An annual census by the Committee to Protect Journalists finds that there are 220 journalists jailed by states

There are at least 220 journalists imprisoned around the world, with 132 of them held on anti-state charges of terrorism or subversion, according to a report released Wednesday by the Committee to Protect Journalists (CPJ).

The CPJ census on jailed journalists indicates that 2014 is the second worst year for reporters behind bars since the organization started conducting its annual census in 1990. The worst year was 2012, when 232 journalists were jailed.

The report does not count journalists being held by nonstate actors, such as the Islamic State of Iraq and the Levant (ISIL), which the CPJ estimates is holding 20 journalists.

The number of journalists held by nonstate actors — about 80 have been taken by various groups since the Syrian conflict started in 2011 — is unprecedented, according to Robert Mahoney, deputy director at the CPJ.

“We’ve never seen so many journalists held captive — for ransom or other reasons — by nonstate actors,” he said.

Mahoney said it’s clear that the journalism landscape is shifting. “The targeting of journalists has been increasing to alarming proportions,” he said. “Journalists are now losing the protected observer status that they had, and now they’ve become the story rather than being the witness to the story to some groups.”

China fears chain reaction

Chinese police in May detained prominent journalist Gao Yu for allegedly leaking the Central Committee’s Document No. 9, which warns of the perils of a free press and democracy.
Mike Clarke / AFP / Getty Images

The world’s leading jailer of journalists is China, which is holding 44 reporters, according to the CPJ.

Gao Wenqian, a policy adviser with Human Rights in China, said there are two principal reasons for the new round of crackdowns: The increased outspokenness of journalists “in response to promises made by President Xi Jinping during his early days in office.”

“The escalated crackdown on journalists over the past year has been an effort by the authorities to control the media as they realized that things would get quickly out of their control if people really practiced what Xi Jinping said,” said Gao, adding that these fears are “compounded by the economic slowdown in recent years,” which he said has “sharpened social conflict.”

Also worth noting, said Gao, is that more than half the detained journalists are Tibetan or Uighur. “The persecution of ethnic minorities is part of the overall human rights situation,” he said. “The fear is that separatist dissent could produce a chain reaction in Taiwan and Hong Kong.”

The Hong Kong pro-democracy protests have played a role in China’s media crackdowns, said activist and blogger Wen Yunchao. “The umbrella revolution [in Hong Kong] will certainly make the lives of Chinese journalists harder,” he said, adding that over 100 Chinese citizens have been detained and arrested for supporting the protests, including journalists.

“Under the name of protecting secrecy, the government has further tightened the control of the press.

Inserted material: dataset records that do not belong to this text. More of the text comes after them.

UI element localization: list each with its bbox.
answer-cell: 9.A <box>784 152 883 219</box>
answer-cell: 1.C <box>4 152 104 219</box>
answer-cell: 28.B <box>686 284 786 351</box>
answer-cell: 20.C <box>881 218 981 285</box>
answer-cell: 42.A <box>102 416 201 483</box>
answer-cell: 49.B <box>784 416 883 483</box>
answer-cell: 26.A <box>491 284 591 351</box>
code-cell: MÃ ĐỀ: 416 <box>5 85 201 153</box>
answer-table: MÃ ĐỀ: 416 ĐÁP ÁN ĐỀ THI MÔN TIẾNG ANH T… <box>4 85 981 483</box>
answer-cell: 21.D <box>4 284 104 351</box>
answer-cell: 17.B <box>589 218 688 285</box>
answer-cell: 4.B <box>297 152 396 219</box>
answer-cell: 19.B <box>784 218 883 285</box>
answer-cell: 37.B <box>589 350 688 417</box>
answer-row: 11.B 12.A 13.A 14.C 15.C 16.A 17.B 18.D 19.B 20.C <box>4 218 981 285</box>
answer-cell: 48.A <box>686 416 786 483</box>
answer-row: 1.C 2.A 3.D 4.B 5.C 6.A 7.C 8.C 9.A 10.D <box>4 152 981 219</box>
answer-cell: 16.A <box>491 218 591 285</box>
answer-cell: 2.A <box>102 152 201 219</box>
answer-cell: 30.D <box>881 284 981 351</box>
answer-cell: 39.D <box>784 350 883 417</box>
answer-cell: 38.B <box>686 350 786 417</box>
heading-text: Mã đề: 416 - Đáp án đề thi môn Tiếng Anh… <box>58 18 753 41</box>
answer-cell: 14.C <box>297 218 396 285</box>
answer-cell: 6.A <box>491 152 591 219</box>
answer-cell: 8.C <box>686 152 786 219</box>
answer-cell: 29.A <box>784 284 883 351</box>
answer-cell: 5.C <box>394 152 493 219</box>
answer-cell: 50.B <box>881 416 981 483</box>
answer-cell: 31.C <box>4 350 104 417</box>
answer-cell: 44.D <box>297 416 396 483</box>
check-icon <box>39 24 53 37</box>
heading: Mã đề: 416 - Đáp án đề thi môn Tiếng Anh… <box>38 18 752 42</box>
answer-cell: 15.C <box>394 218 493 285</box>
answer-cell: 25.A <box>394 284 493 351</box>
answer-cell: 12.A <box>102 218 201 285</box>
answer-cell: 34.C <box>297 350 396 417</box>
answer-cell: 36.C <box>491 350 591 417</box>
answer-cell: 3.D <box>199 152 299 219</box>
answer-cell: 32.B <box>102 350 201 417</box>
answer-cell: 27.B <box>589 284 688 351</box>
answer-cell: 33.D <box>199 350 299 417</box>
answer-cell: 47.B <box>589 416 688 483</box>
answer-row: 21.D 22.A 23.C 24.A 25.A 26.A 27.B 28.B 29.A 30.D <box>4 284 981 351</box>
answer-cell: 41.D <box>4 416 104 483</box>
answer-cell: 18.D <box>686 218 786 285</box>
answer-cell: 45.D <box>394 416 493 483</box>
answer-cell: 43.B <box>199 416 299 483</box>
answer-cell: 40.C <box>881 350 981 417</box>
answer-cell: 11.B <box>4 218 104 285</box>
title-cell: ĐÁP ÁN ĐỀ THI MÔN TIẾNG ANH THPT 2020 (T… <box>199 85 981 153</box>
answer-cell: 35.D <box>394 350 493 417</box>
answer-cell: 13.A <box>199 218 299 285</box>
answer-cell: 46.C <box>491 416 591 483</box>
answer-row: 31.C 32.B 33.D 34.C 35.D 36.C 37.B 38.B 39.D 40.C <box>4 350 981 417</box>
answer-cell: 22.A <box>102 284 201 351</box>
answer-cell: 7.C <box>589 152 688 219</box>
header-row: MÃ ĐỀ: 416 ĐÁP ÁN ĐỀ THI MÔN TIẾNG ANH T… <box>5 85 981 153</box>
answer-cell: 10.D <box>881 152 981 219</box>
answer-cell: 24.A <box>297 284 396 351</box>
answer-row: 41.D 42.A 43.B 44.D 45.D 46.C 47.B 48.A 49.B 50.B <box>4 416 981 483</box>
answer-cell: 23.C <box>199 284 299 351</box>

Therefore, more Chinese journalists got arrested last year,” said Wen. “This doesn’t mean that journalists are more outspoken today than they were before. In fact, journalists have been quite silent.”

State secrets vs. free media

Washington Post reporter Jason Rezaian has been held in Iran’s Evin Prison since July. He was charged with unspecified crimes after being detained for nearly five months. According to the CPJ census, charges haven’t been disclosed against 20 percent of jailed reporters.

Increasingly, the CPJ study notes, governments are enacting laws that facilitate media crackdowns based on the notion of state security, as is the case with a new law in Japan.

It’s an argument used by major jailers of journalists, such as China, Iran and Egypt, where the number of jailed reporters has double since 2013, to 12 identified cases.

Egypt has held three Al Jazeera journalists — Peter Greste, Mohamed Fahmy and Baher Mohamed — since Dec. 29, 2013, with sentences ranging from seven to 10 years. Their appeal is scheduled to be heard on Jan. 1, 2015.

Although Turkey, deemed “the world’s worst jailer” of journalists by the CPJ in 2012 and 2013, released a number of reporters this year, a recent raid resulting in the detention of at least 23 journalists employed by news organizations linked to a cleric who is at odds with President Recep Tayyip Erdogan has raised red flags.

“In the case of Turkey, definitely, it is a regressive step. That’s a disturbing trend because Turkey is an important democracy in the region," said Mahoney.

in Iran the number of detained reporters in is down to 30, from 35 in 2013, the CPJ study says. But the July arrest of Washington Post reporter Jason Rezaian has led to concerns of worsening crackdowns in the country.